ABCDaire de Chine : Routes d'exil
Je tentai d'aller voir autre chose que Pékin, suivant l'adage selon lequel un pays ne se résume pas à sa capitale. Mais qu'il est difficile d'en sortir ! D'abord parce qu'on y vit en autosuffisance, sociale, culturelle, consommatrice, et que seules les envies de grand air vous poussent à la quitter. Ensuite parce que la ville est immense et uniformément colonisée, et que chercher un coin de nature à l'intérieur de la Municipalité Autonome à ce côté décourageant qui pousse inlassablement les citadins vers le parc public. Enfin parce que, lorsque comme moi bien naïf on décide de partir comme tous les autres durant la semaine nationale de congés, on fait face à une prodigieuse marée humaine que les imaginations européennes n'ont pas moyen de concevoir.

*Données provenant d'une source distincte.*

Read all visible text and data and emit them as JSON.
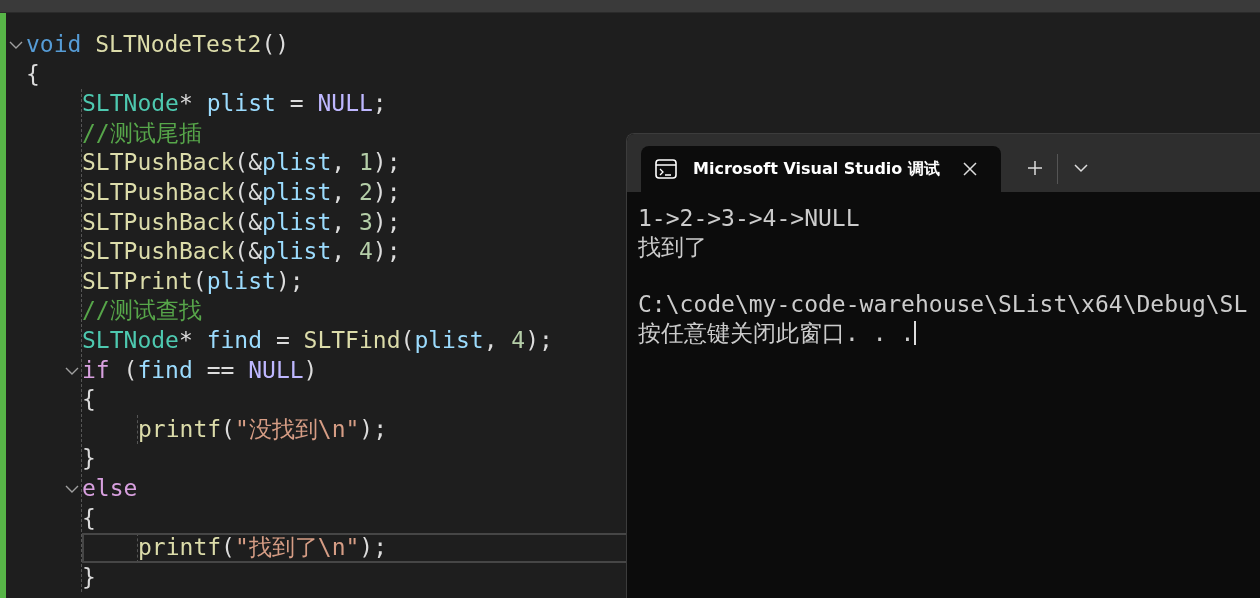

Le côté amusant - à condition de ne pas renouveler l'expérience - c'est de n'avoir d'autre choix que d'acheter un ticket debout pour un trajet de nuit, vous contraignant à négocier sur le quai un petit tabouret de fortune que l'on placera, à condition d'arriver le premier dans la voiture, entre les deux rangées de sièges durs, en priant pour trouver le sommeil le nez sur ses genoux. Ce qui relève de la gageure bien entendu, le quotidien du train étant rythmé de bagarres et d'éclats de voix entre deux passages du chariot qui vend, imperturbable, des saucisses chaudes dégoulinantes à deux heures du matin. Son chiffre d'affaires sera nul, évidemment - mais le système aura fourni un emploi.

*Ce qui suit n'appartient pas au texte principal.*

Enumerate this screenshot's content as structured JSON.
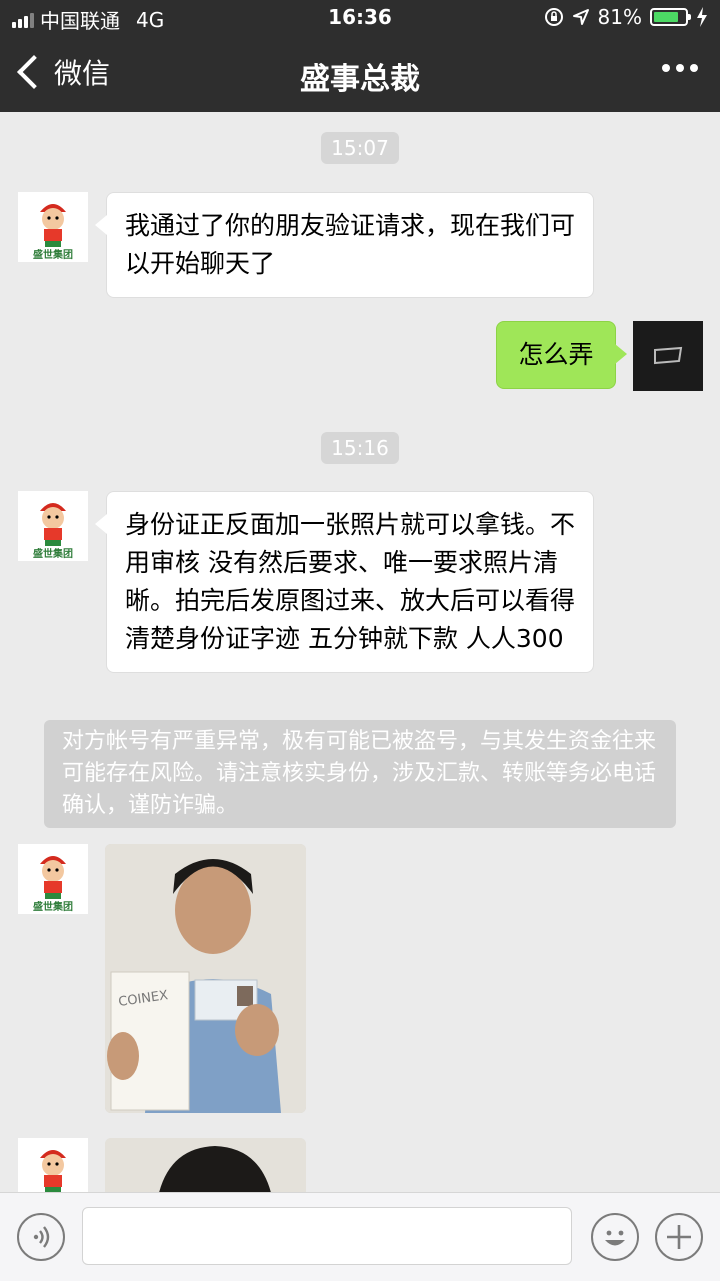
{
  "status_bar": {
    "carrier": "中国联通",
    "network": "4G",
    "time": "16:36",
    "battery": "81%",
    "battery_level": 0.81
  },
  "navbar": {
    "back_label": "微信",
    "title": "盛事总裁"
  },
  "chat": {
    "timestamps": [
      "15:07",
      "15:16"
    ],
    "messages": [
      {
        "side": "left",
        "text": "我通过了你的朋友验证请求，现在我们可以开始聊天了"
      },
      {
        "side": "right",
        "text": "怎么弄"
      },
      {
        "side": "left",
        "text": "身份证正反面加一张照片就可以拿钱。不用审核 没有然后要求、唯一要求照片清晰。拍完后发原图过来、放大后可以看得清楚身份证字迹 五分钟就下款 人人300"
      }
    ],
    "warning": "对方帐号有严重异常，极有可能已被盗号，与其发生资金往来可能存在风险。请注意核实身份，涉及汇款、转账等务必电话确认，谨防诈骗。",
    "avatar_caption": "盛世集团",
    "photo_paper_text": "COINEX"
  },
  "colors": {
    "header_bg": "#2e2e2e",
    "chat_bg": "#ebebeb",
    "bubble_right": "#9fe658",
    "battery_fill": "#4cd964"
  },
  "icons": [
    "voice-icon",
    "emoji-icon",
    "plus-icon",
    "back-chevron-icon",
    "more-icon",
    "location-arrow-icon",
    "lock-rotation-icon",
    "charging-icon"
  ]
}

Le côté moins enthousiasmant de cette vague de touristes nationaux, on le découvre tout en haut du mont Tai Shan, pèlerinage incontournable au sommet de l'une des montagnes les plus sacrées du taoïsme, enfer terrestre qui inspire la rédemption au moins croyant, à coups de milliers de marche taillées en vrac dans la roche. On y grimpe en permanence, de jour comme de nuit dans l'obscurité la plus complète, et il est bien illusoire de prétendre accéder à un quelconque isolement au sommet, même aux plus faibles heures du jour. Après avoir perdu mes poumons à grimper quatre à quatre, à cinq heures du matin, les derniers huit cent mètres de volées qui me séparaient des nuages, je tombe, hébété, sur un troupeau inimaginable de huit à neuf cents (peut-être plus ?) Chinois de tous âges, vieillards et mères de famille, tassés sur une crête à attendre un lever de soleil que le ciel leur cachera ce jour-là. Comment sont-ils tous montés là-haut avant moi ?

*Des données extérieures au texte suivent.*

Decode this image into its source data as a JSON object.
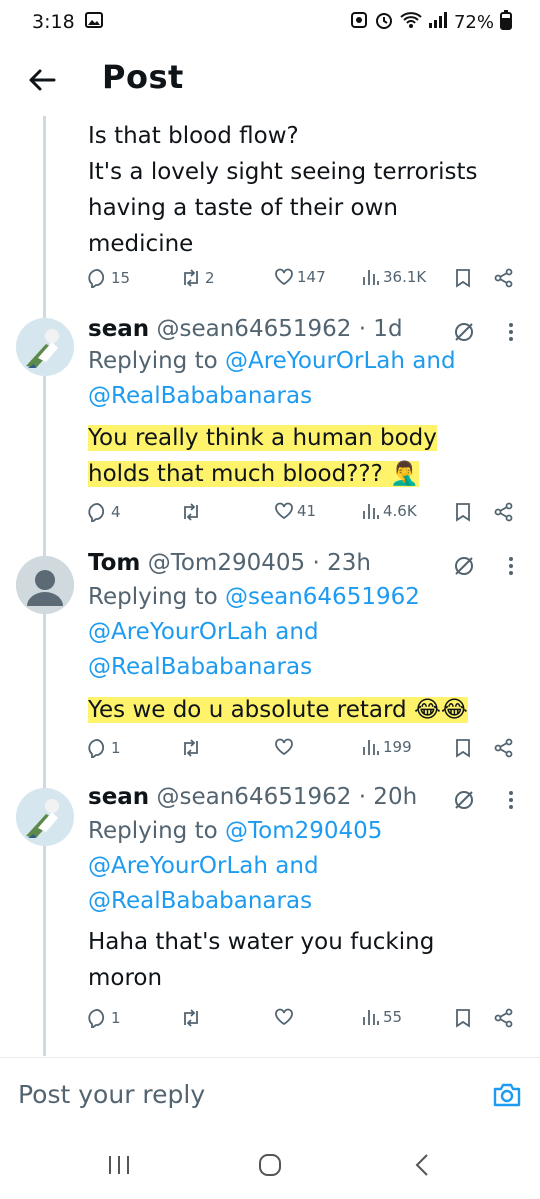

Dépité, je constate que lorsque les citadins voyagent, mieux vaut en fin de compte regagner les villes. Celles-ci semblent avoir bien recouvré, n'en déplaise aux historiens, des blessures du passé, Nankin du sac japonais, Tianjin de l'humiliation des flottes franco-anglaises, et si la vieille ville, systématiquement, opère en phase clinique, certains coins de ruelle n'en fleurent pas moins bon la chaleur et la paix. Les ouïgours sont les vrais gitans de l'Asie, guitare manouche, clope au bec, blouson de cuir et cicatrices à la gorge. Quant aux centristes du Jiangsu, entre Shanghai et Beijing, ils cultivent leur indépendance à coups de riz frits et de soupes au bulot, dans un jargon à base de [k] pour le moins surprenant.
Par tchin-tchine, Vendredi 27 Avr 2007 à 08:02 GMT+2 dans je voyage, il voyage, nous voyageons (article, RSS)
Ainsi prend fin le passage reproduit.